Toplantı ve gösteri hakkına sahip çıkacağız. Bakın, bu sadece muhalefette sarf edilmiş bir söz değil. İktidar hedefi olarak önümüze koyuyoruz. Milletin eleştirilerine asla kulaklarımızı tıkamayacağız. Mülki idare amirlerinin toplantı ve gösteri yürüyüşlerinin düzenlenmesine ilişkin yasaklama yetkilerini kısıtlayarak kötüye kullanılmalarının önüne geçeceğiz.

'ÖZGÜRLÜK ELBİSESİ ÜLKEMİZE ÇOK YAKIŞACAK'

Bizim tek amacımız var: Vatandaşlarımızın özgürlük alanını genişletmek. Hiç merak etmeyin. Özgürlük, Türkiye’ye bol gelmeyecek. Özgürlük elbisesi ülkemize inşallah çok yakışacak.

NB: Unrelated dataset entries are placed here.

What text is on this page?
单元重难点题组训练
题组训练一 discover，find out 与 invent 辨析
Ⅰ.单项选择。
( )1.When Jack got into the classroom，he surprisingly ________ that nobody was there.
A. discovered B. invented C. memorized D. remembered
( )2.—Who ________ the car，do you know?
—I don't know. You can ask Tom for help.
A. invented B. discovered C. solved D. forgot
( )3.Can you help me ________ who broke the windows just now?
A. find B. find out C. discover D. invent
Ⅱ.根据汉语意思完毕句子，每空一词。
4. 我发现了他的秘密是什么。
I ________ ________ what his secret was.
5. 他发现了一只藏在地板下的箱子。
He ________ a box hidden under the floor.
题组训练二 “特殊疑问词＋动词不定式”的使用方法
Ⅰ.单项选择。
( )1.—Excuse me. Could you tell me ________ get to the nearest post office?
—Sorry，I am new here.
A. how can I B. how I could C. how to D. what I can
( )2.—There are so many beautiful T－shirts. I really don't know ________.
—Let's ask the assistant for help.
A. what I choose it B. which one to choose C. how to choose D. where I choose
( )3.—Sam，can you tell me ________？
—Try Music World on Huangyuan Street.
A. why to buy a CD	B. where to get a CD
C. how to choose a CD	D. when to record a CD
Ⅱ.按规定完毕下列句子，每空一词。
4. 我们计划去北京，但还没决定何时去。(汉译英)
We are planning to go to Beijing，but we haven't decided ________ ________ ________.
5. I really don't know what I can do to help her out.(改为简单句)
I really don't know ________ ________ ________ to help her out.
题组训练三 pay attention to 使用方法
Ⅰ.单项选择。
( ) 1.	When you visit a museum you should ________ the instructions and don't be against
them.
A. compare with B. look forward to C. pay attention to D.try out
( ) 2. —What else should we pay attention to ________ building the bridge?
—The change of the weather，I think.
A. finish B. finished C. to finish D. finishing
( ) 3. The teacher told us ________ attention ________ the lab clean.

Türkiye’ye esaslı bir zihniyet değişimi öneriyoruz. Cumhuriyetimizin yüzüncü yılında, tüm vatandaşlarımızı kapsayan yepyeni bir yaklaşım öneriyoruz. Toplumsal barış ve eşitlik hedefliyoruz. Türk-Kürt-Arap-Laz-Çerkes demeden, sağcı-solcu demeden, Sünni-Alevi demeden, inançlı-inançsız demeden herkesin eşit ve onurlu vatandaş olduğu bir Türkiye hedefliyoruz.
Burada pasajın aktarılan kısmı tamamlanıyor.